Ce matin, encore toute émerveillée de ma séance ciné de la veille, j'allume le nouveau podcast Réalisé Sans Trucage avec l'ancienne équipe de Pardon Le Cinéma qui faisait une review de leurs tops et flops de l'année 2022. Tout se passait bien jusqu'à ce que QU'ENTENDS-JE ?!?? un chroniqueur cale qu'il a dû, je cite, "se farcir Le Otto Montagne à 22h, 3 heures de montagnes contemplatives, c'est dur" ouin ouin. Alors mon coco, cette critique, je te la dédie parce que sincèrement, je pensais pas qu'il était possible de passer AUTANT à côté d'un film.

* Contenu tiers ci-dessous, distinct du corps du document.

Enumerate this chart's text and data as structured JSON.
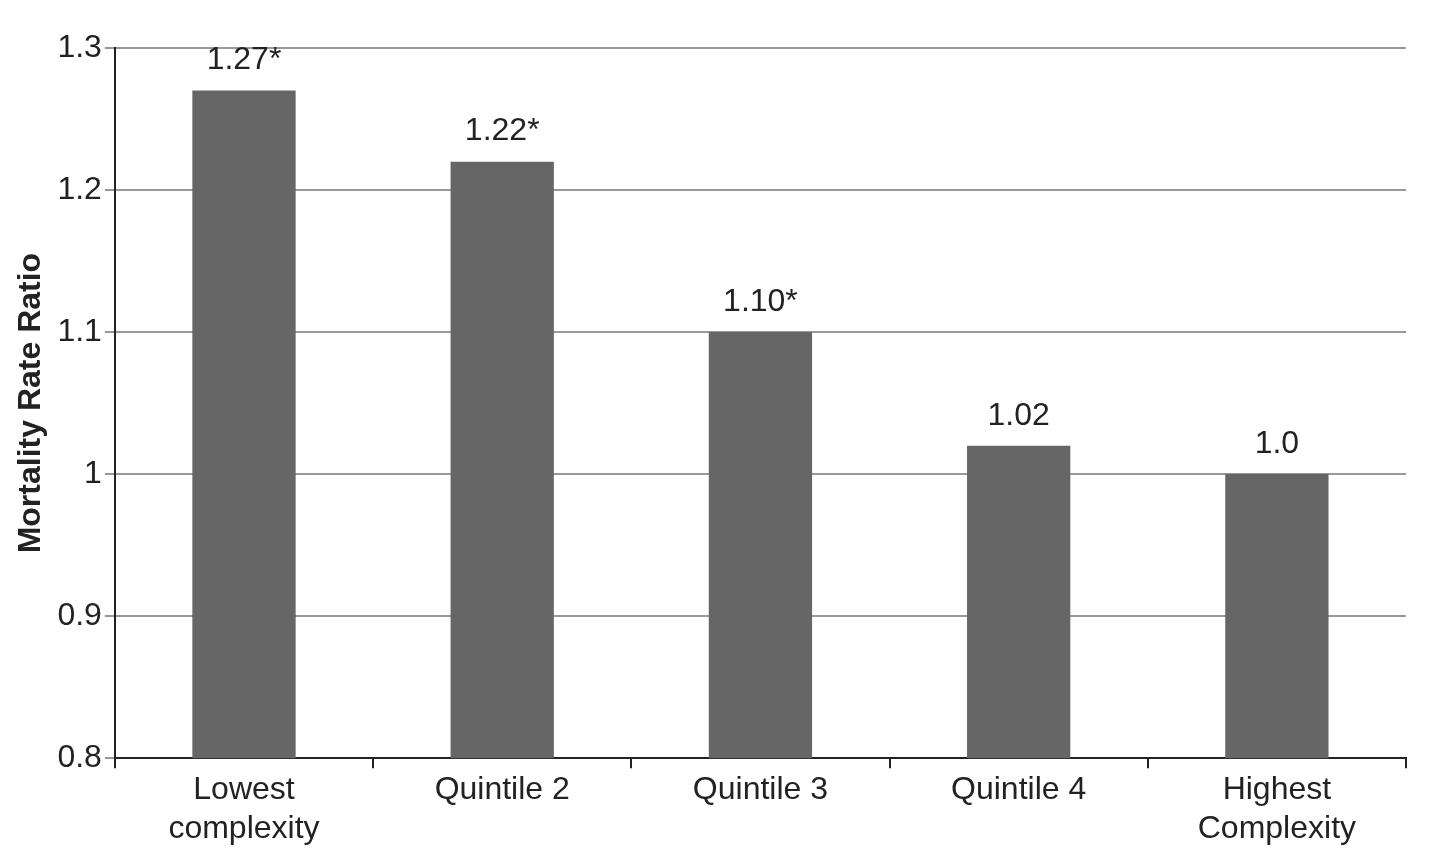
{
  "chart_data": {
    "type": "bar",
    "ylabel": "Mortality Rate Ratio",
    "categories": [
      "Lowest complexity",
      "Quintile 2",
      "Quintile 3",
      "Quintile 4",
      "Highest Complexity"
    ],
    "values": [
      1.27,
      1.22,
      1.1,
      1.02,
      1.0
    ],
    "value_labels": [
      "1.27*",
      "1.22*",
      "1.10*",
      "1.02",
      "1.0"
    ],
    "color": "#666666",
    "ylim": [
      0.8,
      1.3
    ],
    "yticks": [
      0.8,
      0.9,
      1,
      1.1,
      1.2,
      1.3
    ],
    "grid": "y",
    "legend": false
  }
}
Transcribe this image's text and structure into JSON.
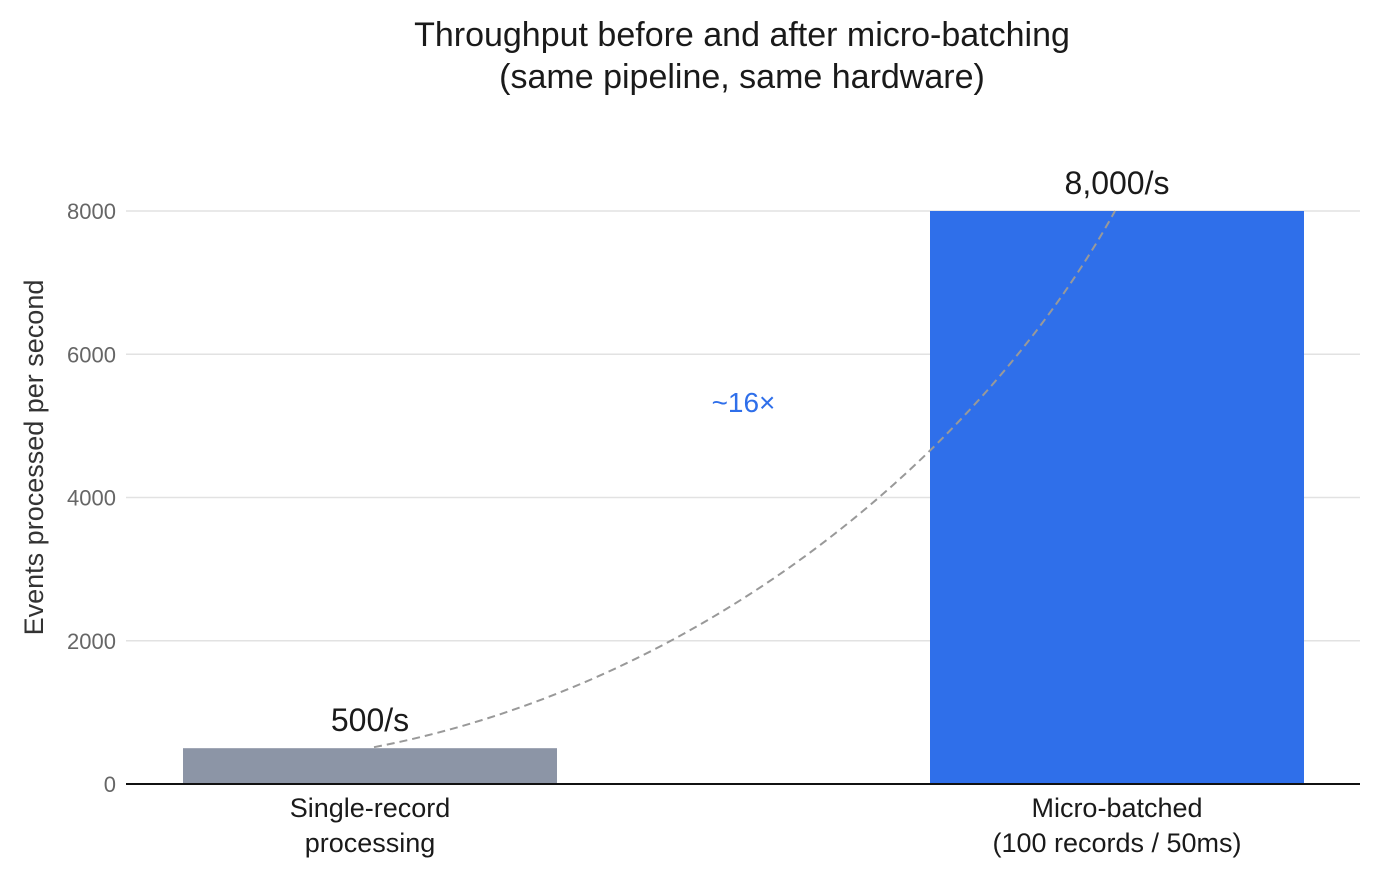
{
  "chart_data": {
    "type": "bar",
    "title": "Throughput before and after micro-batching",
    "subtitle": "(same pipeline, same hardware)",
    "xlabel": "",
    "ylabel": "Events processed per second",
    "categories": [
      [
        "Single-record",
        "processing"
      ],
      [
        "Micro-batched",
        "(100 records / 50ms)"
      ]
    ],
    "values": [
      500,
      8000
    ],
    "value_labels": [
      "500/s",
      "8,000/s"
    ],
    "bar_colors": [
      "#8c95a6",
      "#2f6fea"
    ],
    "ylim": [
      0,
      8000
    ],
    "yticks": [
      0,
      2000,
      4000,
      6000,
      8000
    ],
    "grid": true,
    "annotation": {
      "text": "~16×",
      "color": "#2f6fea",
      "connector": "dashed-curve",
      "connector_color": "#999999"
    }
  }
}
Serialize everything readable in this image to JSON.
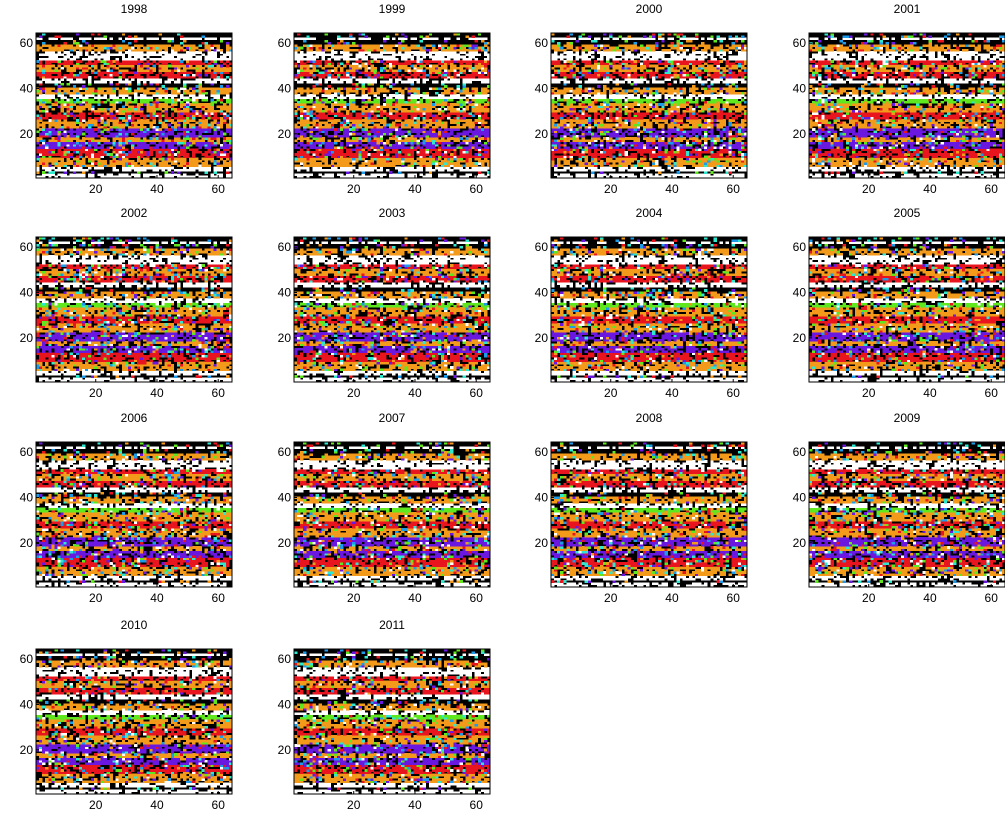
{
  "chart_data": {
    "type": "heatmap",
    "layout": {
      "rows": 4,
      "cols": 4
    },
    "panel_count": 14,
    "panels": [
      {
        "title": "1998"
      },
      {
        "title": "1999"
      },
      {
        "title": "2000"
      },
      {
        "title": "2001"
      },
      {
        "title": "2002"
      },
      {
        "title": "2003"
      },
      {
        "title": "2004"
      },
      {
        "title": "2005"
      },
      {
        "title": "2006"
      },
      {
        "title": "2007"
      },
      {
        "title": "2008"
      },
      {
        "title": "2009"
      },
      {
        "title": "2010"
      },
      {
        "title": "2011"
      }
    ],
    "grid_size": [
      64,
      64
    ],
    "xlim": [
      1,
      64
    ],
    "ylim": [
      1,
      64
    ],
    "x_ticks": [
      20,
      40,
      60
    ],
    "y_ticks": [
      20,
      40,
      60
    ],
    "x_tick_labels": [
      "20",
      "40",
      "60"
    ],
    "y_tick_labels": [
      "20",
      "40",
      "60"
    ],
    "category_colors": {
      "background": "#000000",
      "white": "#ffffff",
      "red": "#e8141e",
      "orange": "#f39a1b",
      "purple": "#6a17e0",
      "cyan": "#2ee8d0",
      "green": "#5fe81e",
      "blue": "#1b9be8"
    },
    "row_pattern": [
      {
        "y_from": 1,
        "y_to": 2,
        "main": "white"
      },
      {
        "y_from": 3,
        "y_to": 3,
        "main": "black"
      },
      {
        "y_from": 4,
        "y_to": 5,
        "main": "white"
      },
      {
        "y_from": 6,
        "y_to": 9,
        "main": "orange"
      },
      {
        "y_from": 10,
        "y_to": 13,
        "main": "red"
      },
      {
        "y_from": 14,
        "y_to": 16,
        "main": "purple"
      },
      {
        "y_from": 17,
        "y_to": 18,
        "main": "orange"
      },
      {
        "y_from": 19,
        "y_to": 22,
        "main": "purple"
      },
      {
        "y_from": 23,
        "y_to": 26,
        "main": "orange"
      },
      {
        "y_from": 27,
        "y_to": 29,
        "main": "red"
      },
      {
        "y_from": 30,
        "y_to": 33,
        "main": "orange"
      },
      {
        "y_from": 34,
        "y_to": 35,
        "main": "green"
      },
      {
        "y_from": 36,
        "y_to": 37,
        "main": "white"
      },
      {
        "y_from": 38,
        "y_to": 40,
        "main": "orange"
      },
      {
        "y_from": 41,
        "y_to": 42,
        "main": "black"
      },
      {
        "y_from": 43,
        "y_to": 44,
        "main": "white"
      },
      {
        "y_from": 45,
        "y_to": 47,
        "main": "red"
      },
      {
        "y_from": 48,
        "y_to": 50,
        "main": "orange"
      },
      {
        "y_from": 51,
        "y_to": 52,
        "main": "red"
      },
      {
        "y_from": 53,
        "y_to": 56,
        "main": "white"
      },
      {
        "y_from": 57,
        "y_to": 59,
        "main": "orange"
      },
      {
        "y_from": 60,
        "y_to": 61,
        "main": "black"
      },
      {
        "y_from": 62,
        "y_to": 62,
        "main": "white"
      },
      {
        "y_from": 63,
        "y_to": 64,
        "main": "black"
      }
    ]
  }
}
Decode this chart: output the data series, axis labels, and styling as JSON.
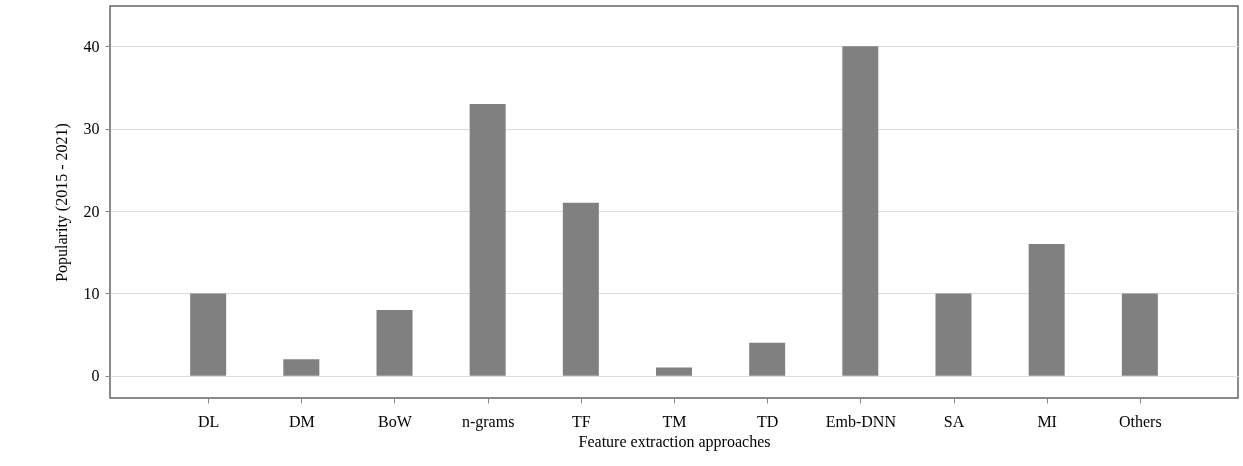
{
  "chart_data": {
    "type": "bar",
    "xlabel": "Feature extraction approaches",
    "ylabel": "Popularity (2015 - 2021)",
    "categories": [
      "DL",
      "DM",
      "BoW",
      "n-grams",
      "TF",
      "TM",
      "TD",
      "Emb-DNN",
      "SA",
      "MI",
      "Others"
    ],
    "values": [
      10,
      2,
      8,
      33,
      21,
      1,
      4,
      40,
      10,
      16,
      10
    ],
    "color": "#808080",
    "ylim": [
      -2.7,
      44.9
    ],
    "yticks": [
      0,
      10,
      20,
      30,
      40
    ],
    "grid": "y"
  }
}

Je ne m'attarderai pas sur le fait que c'est une adaptation d'un livre car je ne l'ai pas lu et de ce fait, j'aurais du mal à expliquer s'il est bien adapté ou non. Tout ce que je peux dire, c'est que j'ai profondément envie de me plonger dans le roman de Paolo Cognetti, tant ce film m'a touché intérieurement. Car oui, cela faisait longtemps qu'un film n'avait pas autant dialogué avec des choses profondes en moi. Et ça m'a rappelé pourquoi c'était si important le cinéma et pourquoi j'en avais autant besoin.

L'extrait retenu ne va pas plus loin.